Case Study: How the Australian Epilepsy Project taps tech to empower patients – Digital Nation – Emerging Tech
The Australian Epilepsy Project (AEP) aims to build a dataset on epilepsy and tap AI and cloud to help industry players better understand the condition.
Both chief investigator Graeme Jackson and digital and technology lead Anton de Weger told Digital Nation that as the world’s largest connected dataset, it would improve healthcare workers’ understanding of epilepsy and help patients better manage it.
“The motivation is to change the lives of patients. One in 50 people will have active epilepsy. Up to two percent of the population [and] more than 10 percent will have a seizure at some time in their life,” Jackson said.
“As a clinician and researcher, I want solutions at population scale.
“We’re on the cusp of [having] the ability to take the expertise that lives in a bricks-and-mortar hospital out through data to population scale.
“You can’t make a thousand epileptologists, but you can scale data trained by us and survey that population [so] everyone gets optimal care early in their disease.
“The healthcare consequences and the health economic consequences are enormous.”
The project forms part of The Florey Institute of Neuroscience and Mental Health and is also connected to the University of Melbourne and Austin Health.
The team’s work has led to a portal for clinicians to centralise reporting and machine learning is also being used to understand unstructured data.
“We went to AWS and decided to use them to provide all the hosting services and a lot of the other services that they provide around health care,” de Weger said.
“We use that as a basis for our system.
“We’ve developed a clinician’s portal which allows a neurologist to log in and view a standardised report, so we can deal with security and making sure that all of the information stays where it’s supposed to be.
“All of the data stays in the Australian environment. It’s all encrypted at rest,” de Weger said.
He added from here the team has started to further use AWS services to assist with analysing its data and machine learning models, and use capabilities around understanding unstructured data.
“For each of our patients, we’ve got information in their medical history, scans of faxes, letters, Word documents, PDFs.”
The team is using AWS Textract to convert this unstructured information into text and “large language models to understand what it’s talking about in each of those sections”.
“We use a retrieval-augmented generation process where we ask the large language model to answer questions on that text based off the information that we provided,” de Weger said.
Jackson said that as a doctor, the platform has been a turning point.
“We’re building a modern healthcare platform connecting data in a standardised way, as a new standard of care for researchers so they can understand the disease and find treatments because nothing is static”.
He said the tools have been designed with clinicians in mind.

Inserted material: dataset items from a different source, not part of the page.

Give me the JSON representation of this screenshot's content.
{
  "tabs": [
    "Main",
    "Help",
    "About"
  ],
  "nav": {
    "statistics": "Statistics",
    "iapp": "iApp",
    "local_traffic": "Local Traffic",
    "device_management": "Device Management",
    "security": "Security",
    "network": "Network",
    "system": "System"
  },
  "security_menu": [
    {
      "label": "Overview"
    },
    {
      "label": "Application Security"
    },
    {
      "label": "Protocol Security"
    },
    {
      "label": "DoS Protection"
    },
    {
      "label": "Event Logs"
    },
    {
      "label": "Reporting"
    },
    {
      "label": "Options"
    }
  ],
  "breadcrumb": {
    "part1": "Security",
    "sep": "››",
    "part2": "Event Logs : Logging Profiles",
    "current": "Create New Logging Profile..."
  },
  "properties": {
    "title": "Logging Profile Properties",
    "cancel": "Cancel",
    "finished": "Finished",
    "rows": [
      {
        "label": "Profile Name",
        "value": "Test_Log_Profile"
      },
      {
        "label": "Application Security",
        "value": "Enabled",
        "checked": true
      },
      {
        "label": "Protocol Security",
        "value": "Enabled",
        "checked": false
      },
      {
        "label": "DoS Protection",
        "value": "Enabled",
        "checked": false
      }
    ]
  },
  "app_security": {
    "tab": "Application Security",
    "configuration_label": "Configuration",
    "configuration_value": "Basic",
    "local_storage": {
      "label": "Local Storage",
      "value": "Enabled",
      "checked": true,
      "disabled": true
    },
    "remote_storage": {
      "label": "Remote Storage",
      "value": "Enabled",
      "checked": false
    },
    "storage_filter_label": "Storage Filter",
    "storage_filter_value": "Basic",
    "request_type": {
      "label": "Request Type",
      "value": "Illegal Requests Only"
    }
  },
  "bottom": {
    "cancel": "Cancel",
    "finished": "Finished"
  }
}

Healthcare workers played a key role in the tech development, providing “guidance for how to design our products and where to focus their attention”.
“When I started two years ago, we had a couple of hundred participants and we’re trying to grow to 4000 participants. That size of a connected data set in epilepsy, would be one of the largest in the world with high resolution capability.
Patients are benefiting the most from access to insights that enable them to stay informed of their care.
Building scale
Next steps for the project include scaling and expanding into the paediatric space and continuing to build out insights.
De Weger said the project is starting to find correlations and patterns in the data, “which we think will build better insights and provide information to the neurologist.”
“We’re building a way of processing data around a complex organ like the brain that we could standardise and use to learn more about the brain and how the brain functions in other conditions.”
The work is also seeking to expand to cover children as well.
Meanwhile, de Weger said the plan is not to replace clinicians but use technology to gain “good quality outcomes for everybody that’s standardised”.
“That is how the future of how AI and technology can help in healthcare – fixing the protocol at the beginning for a period of time, so that you can build sequential small machine learning models and algorithms to enhance data and give a standardised output.”